Alongside these criteria, all successful ecosystems focus on what creates value for customers. Defined metrics should reflect how value is delivered and how performance is measured in an open and transparent way. It’s important to articulate a clear link between the metrics that measure meeting the customer needs and how they will ultimately translate into value for the group and its stakeholders, including investors and shareholders. While financial KPIs are an obvious place to start, it is important that FS organizations deliver on their purpose and provide financial well-being to customers, employees, and society.
Bringing all these elements together is hard but not impossible. EY Nexus, for example, offers transformational technologies, data and services from a range of trusted partners in an easy-to-use, cloud-native platform. Optimized for the FS industry, it accelerates innovation and powers frictionless customer experience through a curated and trusted ecosystem of partners that any company can tap in to.
Case study: Reimagining the in-app experience
EY worked with a top ten global bank to redesign an existing payments app, create an e-commerce solution, and build a data insights engine that enabled real-time offers and notifications. The bank leveraged EY Nexus for Banking – a cloud-native platform that can be used to design, build, launch and enhance propositions via a curated ecosystem of trusted partners – to solve reliability and scalability issues with the app and add value with e-commerce and data insights. The partnership removed bugs from the app, helped to more than double the number of users, and built new relationships with local vendors.
Of course, transformation is not a question of replacing the old with the new. Legacy systems still need to run alongside new technologies, adding an extra layer of complexity. Ensuring you have the capabilities to manage both will be important as you engage in ecosystems.
A roadmap to make finance effortless
Do you know what your customers really want? Do you think your organization can provide this on its own?

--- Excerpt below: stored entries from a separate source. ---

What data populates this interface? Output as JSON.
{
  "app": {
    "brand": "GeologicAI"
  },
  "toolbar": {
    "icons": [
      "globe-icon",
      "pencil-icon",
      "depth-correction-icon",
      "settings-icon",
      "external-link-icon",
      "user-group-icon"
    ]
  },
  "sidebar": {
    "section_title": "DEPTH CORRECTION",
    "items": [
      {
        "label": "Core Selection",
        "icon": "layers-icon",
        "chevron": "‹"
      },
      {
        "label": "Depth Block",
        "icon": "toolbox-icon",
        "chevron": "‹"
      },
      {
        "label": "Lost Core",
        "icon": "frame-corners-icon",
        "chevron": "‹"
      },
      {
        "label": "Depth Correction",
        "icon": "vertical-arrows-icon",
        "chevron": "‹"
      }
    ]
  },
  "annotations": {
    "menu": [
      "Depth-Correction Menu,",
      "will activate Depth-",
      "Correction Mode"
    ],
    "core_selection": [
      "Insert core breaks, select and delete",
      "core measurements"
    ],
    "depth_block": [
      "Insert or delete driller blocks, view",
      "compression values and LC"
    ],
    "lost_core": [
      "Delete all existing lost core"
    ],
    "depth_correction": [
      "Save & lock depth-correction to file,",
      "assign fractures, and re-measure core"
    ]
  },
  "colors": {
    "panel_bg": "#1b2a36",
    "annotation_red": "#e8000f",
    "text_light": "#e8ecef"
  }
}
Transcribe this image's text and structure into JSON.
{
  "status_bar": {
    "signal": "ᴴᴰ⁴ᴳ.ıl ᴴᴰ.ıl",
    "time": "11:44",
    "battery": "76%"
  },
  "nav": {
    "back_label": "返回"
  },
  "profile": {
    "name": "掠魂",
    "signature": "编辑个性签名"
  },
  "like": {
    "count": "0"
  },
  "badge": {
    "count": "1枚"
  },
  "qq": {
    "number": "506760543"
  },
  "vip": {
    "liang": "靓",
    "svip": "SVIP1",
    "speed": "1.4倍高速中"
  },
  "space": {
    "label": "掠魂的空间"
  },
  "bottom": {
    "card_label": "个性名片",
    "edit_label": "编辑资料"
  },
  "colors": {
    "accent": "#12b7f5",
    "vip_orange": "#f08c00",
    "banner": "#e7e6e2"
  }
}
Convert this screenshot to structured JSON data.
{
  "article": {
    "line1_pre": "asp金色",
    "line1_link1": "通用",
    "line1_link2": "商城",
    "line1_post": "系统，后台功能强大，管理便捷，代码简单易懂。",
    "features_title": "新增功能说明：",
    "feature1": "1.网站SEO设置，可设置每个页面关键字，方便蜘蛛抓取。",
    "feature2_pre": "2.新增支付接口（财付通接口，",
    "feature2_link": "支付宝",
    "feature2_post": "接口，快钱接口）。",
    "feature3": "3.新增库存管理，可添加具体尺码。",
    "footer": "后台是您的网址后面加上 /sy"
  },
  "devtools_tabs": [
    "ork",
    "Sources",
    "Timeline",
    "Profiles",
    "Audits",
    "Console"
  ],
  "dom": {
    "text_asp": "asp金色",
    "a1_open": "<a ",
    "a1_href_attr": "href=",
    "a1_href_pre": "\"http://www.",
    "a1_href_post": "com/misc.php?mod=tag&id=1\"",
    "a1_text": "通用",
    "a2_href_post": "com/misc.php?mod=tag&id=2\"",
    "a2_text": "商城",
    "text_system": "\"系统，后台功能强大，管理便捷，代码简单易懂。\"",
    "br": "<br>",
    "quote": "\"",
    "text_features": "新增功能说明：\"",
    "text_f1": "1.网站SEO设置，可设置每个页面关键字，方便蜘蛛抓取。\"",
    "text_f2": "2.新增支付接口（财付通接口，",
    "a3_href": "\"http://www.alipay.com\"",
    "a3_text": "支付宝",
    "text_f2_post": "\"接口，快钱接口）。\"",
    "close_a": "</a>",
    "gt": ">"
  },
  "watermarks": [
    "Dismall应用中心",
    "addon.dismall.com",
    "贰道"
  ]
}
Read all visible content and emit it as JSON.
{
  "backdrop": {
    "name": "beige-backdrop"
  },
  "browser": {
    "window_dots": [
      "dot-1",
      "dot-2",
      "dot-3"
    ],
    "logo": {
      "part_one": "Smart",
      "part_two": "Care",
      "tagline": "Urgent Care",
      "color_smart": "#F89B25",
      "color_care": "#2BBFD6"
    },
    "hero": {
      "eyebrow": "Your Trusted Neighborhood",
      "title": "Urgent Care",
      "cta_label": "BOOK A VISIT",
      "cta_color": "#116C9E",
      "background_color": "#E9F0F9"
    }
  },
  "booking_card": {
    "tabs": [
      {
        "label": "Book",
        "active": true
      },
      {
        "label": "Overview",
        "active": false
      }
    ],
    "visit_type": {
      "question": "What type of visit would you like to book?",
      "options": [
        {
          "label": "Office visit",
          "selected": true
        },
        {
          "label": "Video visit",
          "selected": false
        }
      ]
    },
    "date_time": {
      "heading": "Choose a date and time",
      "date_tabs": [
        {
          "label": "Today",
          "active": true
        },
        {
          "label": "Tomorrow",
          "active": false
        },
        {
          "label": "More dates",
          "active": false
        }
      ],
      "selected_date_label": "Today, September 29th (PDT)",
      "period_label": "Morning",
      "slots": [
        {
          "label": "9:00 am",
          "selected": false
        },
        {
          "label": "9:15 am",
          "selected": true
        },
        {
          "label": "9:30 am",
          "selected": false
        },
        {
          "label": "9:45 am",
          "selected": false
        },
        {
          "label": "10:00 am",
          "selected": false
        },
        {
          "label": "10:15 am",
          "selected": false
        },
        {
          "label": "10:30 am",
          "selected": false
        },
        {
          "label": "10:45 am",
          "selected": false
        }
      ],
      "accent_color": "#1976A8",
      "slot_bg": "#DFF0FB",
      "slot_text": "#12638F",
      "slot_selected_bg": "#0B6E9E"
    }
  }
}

If the answer to both these questions is “yes” then, increasingly, you are in the minority.
Companies are aware that alliances are needed to deliver what customers want and to access capabilities that remove friction and cost while building agility and resilience. This is particularly true for FS companies — just 29% of FS respondents to a recent EY Tech Horizons survey said ecosystems were too difficult to execute or manage.
“By identifying where and how an ecosystem can add value, defining your role, and transforming to deliver — FS companies have a roadmap that will enable them to make finance effortless for their ecosystem partners and their end customers. That will increasingly make FS providers key to delivering the value that ecosystems promise,” Jan Bellens, EY Global Banking & Capital Markets Sector Leader.
Rising demand for seamless customer experiences underpinned by ecosystems provides financial services companies with a rare opportunity to reframe their futures. But the window of opportunity to make this pivot is limited. By leveraging innovative technologies and rethinking business models to serve the end customer better, they can create, capture and share value like never before.